La société Phosphoris produit la copie du message qu’elle a adressé par RPVA le 18 novembre 2024 à la cour à l’adresse électronique du pôle 1 chambre 2 et à son contradicteur aux termes duquel elle transmettait « une requête en relevé de caducité prononcée par ordonnance du 31 octobre 2024 », ladite requête étant mentionnée en pièce jointe. Elle a reçu un accusé de réception du greffe le jour même.
Il ne résulte d’aucune autre pièce que la société Phosphoris aurait transmis sa requête en déféré avant cette date.
Or, l’ordonnance prononçant la caducité de l’appel ayant été prononcée le 31 octobre et transmise aux parties le même jour, la société Phosphoris disposait d’un délai jusqu’au jeudi 14 novembre 2024 à minuit pour déférer la décision à la cour. En effet, le délai de quinze jours court dans tous les cas, à compter de la date de l’ordonnance.

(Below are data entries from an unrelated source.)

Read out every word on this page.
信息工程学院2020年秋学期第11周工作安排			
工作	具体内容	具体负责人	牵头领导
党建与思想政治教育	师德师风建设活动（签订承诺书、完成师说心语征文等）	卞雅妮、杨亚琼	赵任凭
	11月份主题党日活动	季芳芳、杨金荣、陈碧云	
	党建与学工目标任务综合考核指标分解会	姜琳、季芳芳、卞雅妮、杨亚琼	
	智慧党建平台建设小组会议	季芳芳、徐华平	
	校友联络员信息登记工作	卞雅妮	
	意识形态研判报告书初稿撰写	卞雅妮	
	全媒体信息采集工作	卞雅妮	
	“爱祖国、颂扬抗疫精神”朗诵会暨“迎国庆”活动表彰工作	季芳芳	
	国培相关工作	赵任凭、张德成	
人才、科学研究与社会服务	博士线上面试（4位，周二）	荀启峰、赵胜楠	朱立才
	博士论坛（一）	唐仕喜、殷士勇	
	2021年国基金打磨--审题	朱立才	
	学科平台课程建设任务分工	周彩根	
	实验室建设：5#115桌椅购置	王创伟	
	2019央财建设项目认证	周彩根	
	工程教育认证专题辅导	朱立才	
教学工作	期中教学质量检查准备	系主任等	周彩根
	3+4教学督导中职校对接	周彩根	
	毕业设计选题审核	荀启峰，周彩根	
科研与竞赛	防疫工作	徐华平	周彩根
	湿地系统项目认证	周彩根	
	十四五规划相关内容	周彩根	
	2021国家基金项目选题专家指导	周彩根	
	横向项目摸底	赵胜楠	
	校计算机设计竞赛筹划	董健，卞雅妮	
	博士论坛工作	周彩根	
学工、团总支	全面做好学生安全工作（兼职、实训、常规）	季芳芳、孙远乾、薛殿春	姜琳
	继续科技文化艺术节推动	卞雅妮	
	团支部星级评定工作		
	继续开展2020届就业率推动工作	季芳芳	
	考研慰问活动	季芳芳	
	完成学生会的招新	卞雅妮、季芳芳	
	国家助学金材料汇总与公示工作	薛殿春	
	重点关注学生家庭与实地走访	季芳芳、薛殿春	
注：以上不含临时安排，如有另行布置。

La requête en déféré est en conséquence irrecevable, comme hors délai.
La société Phosphoris, succombant à l’instance, est condamnée aux dépens et à verser à la société du Clolura la somme de 2000 euros au titre de l’article 700 du code de procédure civile.
PAR CES MOTIFS
Déclare irrecevable la requête en déféré,
Condamne la société Phosphoris aux dépens et à verser à la société du Clolura la somme de 2000 euros au titre de l’article 700 du code de procédure civile.